Этой тропе нет конца. Иду с опущенной головой, ведь это единственный способ утихомирить ураган внутри меня. Я ещё не знаю, но остаётся совсем немного, прежде чем я найду подтверждение своей теории или останусь здесь навсегда.

Дорога обрывается. Она мне больше и не нужна, чтобы не сбиться с пути, ведь эта поляна из горелых деревьев, вероятно, именно то место, куда я должен прийти.

— Саймон говорит: бегите! — а дальше до ушей доносится звук бензопилы и громкий, но недолгий крик первой жертвы.

Ясно одно: всё, что оно говорило мне — ложь. На самом деле, нет капли надежды на то, что в этом месте могут быть лёгкие «испытания».

Как иронично... Говорят, сквозь белый шум можно услышать крики усопших, чьи души хотят быть услышанными, но в итоге мы имеем то, что имеем. Услышав белый шум, я оказался здесь. Так не значит ли это, что люди слышат крики отсюда? И если это так — человечество слишком глупо, чтобы понять, а тем более повлиять на ситуацию.

Ноги несут меня вглубь леса, ещё глубже, нежели раньше, а в своих ушах я слышу ангельский голос. Это она! Моя Беатриче! Она здесь, чтобы показать мне дорогу в рай.

«Будь осторожен. Остерегайся поворотов. Не останавливайся до тех пор, пока силы не покинут тебя, а когда этот момент настанет — действуй. Будь полностью уверен в том, что собираешься сделать. Ты не трус, если всё ещё стоишь на ногах...»

Желание бросить всё и остановиться возрастает с каждым мгновением. Но он найдёт меня, и даже если мне удастся противостоять его оружию, просто так с ним не справиться. Нужен подходящий момент.

Продолжаю бежать, то и дело спотыкаясь об обрубленные деревья. Приходится терпеть биение веток о лицо. Игнорирую этот раздражающий фактор, ведь знаю, что потеряю лишь больше времени, стараясь защитить свое лицо. Раны в данной ситуации больше не имеются значения. Отныне становится плевать на сочащийся кровью обрубок руки, изодранное лицо и ноющие ноги. Я всё ещё жив, и у меня есть причины, чтобы не сдаваться.

И когда наступает момент, что мне следует остановиться и восстать перед собственным страхом, тело подводит меня. Приходится застыть, но меня трясёт. Пусть и луна не светит так ярко, а ночь сгущается ещё больше, глаза всё ещё могут рассмотреть очертания моего страха. Оно заставляет всё во мне сжаться и чуть не позабыть о самом главном: отсюда есть выход, и я знаю, каков он.
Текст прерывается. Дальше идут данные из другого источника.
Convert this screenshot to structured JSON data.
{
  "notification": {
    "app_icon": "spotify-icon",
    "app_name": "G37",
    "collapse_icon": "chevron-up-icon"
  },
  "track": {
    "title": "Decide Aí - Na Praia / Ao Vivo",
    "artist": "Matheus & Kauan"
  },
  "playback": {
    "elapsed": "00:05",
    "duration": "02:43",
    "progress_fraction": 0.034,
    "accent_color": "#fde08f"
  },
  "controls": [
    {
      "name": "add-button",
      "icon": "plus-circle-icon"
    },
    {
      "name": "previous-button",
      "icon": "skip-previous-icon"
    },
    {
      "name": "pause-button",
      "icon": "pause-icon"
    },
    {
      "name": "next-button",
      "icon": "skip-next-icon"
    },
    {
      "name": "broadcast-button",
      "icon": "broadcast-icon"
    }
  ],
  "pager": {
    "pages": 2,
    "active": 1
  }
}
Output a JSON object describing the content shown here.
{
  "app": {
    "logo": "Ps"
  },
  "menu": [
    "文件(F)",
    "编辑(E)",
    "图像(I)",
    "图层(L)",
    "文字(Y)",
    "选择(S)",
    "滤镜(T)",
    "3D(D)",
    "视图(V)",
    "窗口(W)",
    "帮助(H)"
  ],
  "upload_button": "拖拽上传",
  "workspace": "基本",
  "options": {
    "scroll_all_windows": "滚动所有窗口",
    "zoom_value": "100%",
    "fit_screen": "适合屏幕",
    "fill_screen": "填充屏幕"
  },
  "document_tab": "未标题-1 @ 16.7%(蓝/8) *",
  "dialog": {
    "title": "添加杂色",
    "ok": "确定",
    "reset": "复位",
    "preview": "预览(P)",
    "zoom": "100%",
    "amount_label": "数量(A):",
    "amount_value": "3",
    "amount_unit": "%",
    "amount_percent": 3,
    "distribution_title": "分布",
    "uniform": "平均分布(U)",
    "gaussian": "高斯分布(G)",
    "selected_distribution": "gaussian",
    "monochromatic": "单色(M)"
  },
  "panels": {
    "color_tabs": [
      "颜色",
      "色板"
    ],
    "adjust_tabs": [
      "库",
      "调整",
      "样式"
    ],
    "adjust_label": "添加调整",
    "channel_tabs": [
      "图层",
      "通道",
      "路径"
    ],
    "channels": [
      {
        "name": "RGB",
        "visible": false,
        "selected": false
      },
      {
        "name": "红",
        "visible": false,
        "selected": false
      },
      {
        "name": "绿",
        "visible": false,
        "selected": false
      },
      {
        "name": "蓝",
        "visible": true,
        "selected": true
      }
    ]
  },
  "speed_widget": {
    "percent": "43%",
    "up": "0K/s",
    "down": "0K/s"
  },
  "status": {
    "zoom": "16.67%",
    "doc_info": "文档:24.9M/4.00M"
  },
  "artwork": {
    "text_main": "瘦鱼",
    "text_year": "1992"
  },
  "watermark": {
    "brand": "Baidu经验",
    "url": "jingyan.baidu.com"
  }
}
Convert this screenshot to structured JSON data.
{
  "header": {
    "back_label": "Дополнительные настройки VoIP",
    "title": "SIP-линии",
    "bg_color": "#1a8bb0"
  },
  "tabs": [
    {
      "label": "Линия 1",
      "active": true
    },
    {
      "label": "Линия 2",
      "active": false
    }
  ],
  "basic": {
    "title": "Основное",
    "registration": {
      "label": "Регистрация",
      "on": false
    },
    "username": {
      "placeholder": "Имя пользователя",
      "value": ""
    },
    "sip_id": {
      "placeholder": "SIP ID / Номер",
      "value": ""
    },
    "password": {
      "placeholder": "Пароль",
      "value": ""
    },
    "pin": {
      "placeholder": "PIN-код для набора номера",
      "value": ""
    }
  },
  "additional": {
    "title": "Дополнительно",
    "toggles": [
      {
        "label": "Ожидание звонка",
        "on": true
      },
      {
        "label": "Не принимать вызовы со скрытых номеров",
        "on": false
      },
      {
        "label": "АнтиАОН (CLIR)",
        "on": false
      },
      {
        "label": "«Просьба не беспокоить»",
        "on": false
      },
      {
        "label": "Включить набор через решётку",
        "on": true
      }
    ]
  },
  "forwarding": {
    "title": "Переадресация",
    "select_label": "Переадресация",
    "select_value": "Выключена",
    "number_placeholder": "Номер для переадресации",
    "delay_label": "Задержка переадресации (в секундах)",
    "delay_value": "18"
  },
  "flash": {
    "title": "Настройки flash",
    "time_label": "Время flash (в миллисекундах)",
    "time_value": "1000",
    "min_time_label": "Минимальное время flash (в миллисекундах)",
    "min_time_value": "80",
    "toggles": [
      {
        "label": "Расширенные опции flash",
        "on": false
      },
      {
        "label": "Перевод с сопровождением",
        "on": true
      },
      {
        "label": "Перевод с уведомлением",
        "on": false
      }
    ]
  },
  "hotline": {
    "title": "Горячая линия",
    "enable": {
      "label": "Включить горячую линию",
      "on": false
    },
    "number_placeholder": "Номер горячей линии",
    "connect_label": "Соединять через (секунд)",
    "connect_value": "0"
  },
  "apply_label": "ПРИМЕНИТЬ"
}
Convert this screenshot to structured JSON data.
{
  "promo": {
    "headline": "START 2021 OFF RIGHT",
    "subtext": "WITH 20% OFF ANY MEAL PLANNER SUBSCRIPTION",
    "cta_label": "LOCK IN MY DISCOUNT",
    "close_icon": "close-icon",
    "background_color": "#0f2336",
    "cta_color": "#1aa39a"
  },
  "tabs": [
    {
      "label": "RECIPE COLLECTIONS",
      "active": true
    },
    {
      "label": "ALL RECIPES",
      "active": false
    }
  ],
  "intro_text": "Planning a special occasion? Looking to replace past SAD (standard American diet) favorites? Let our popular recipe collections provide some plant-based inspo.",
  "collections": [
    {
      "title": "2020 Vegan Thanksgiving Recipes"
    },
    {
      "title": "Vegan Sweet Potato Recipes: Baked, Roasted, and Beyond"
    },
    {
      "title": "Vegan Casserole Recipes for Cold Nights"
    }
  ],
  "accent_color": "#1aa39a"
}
Оно стоит напротив. Заставляет вглядываться в темноту, прежде чем позабыть о страхе. И прежде чем твёрдо стоять на ногах, рука сжимается в кулак. Я не дам животному страху завладеть мною! Не сейчас. Только не сейчас.

— Саймон говорит тебе исчезнуть! — теперь его фраза слетает с моих уст.

Он не понимает. Не может понять, что я делаю. Но никогда я так не уверен в своих действиях ранее. Никогда за свою не столь короткую жизнь я не был настолько уверен в себе и том, что, мать его, творю.

— Что ты сказал? — он всё слышит, но, вероятно, даже не имеет и малейшего понятия о том, к чему это может привести.

— Ты никогда не говорил, кто ведущий в этой игре. А значит, и ты, и я можем быть ими. Тебе знакомы правила лучше меня. Ты сам создал этот поганый мир и знаешь, как он устроен. Не выполнишь — умрёшь. С моей помощью или без, не имеет значения. Тебе, кем бы ты ни был, хотелось страданий. Но нет в этом мире идеального. Здесь ошибка стоит жизни. Пусть ты и мёртв, но правила для всех одни и те же.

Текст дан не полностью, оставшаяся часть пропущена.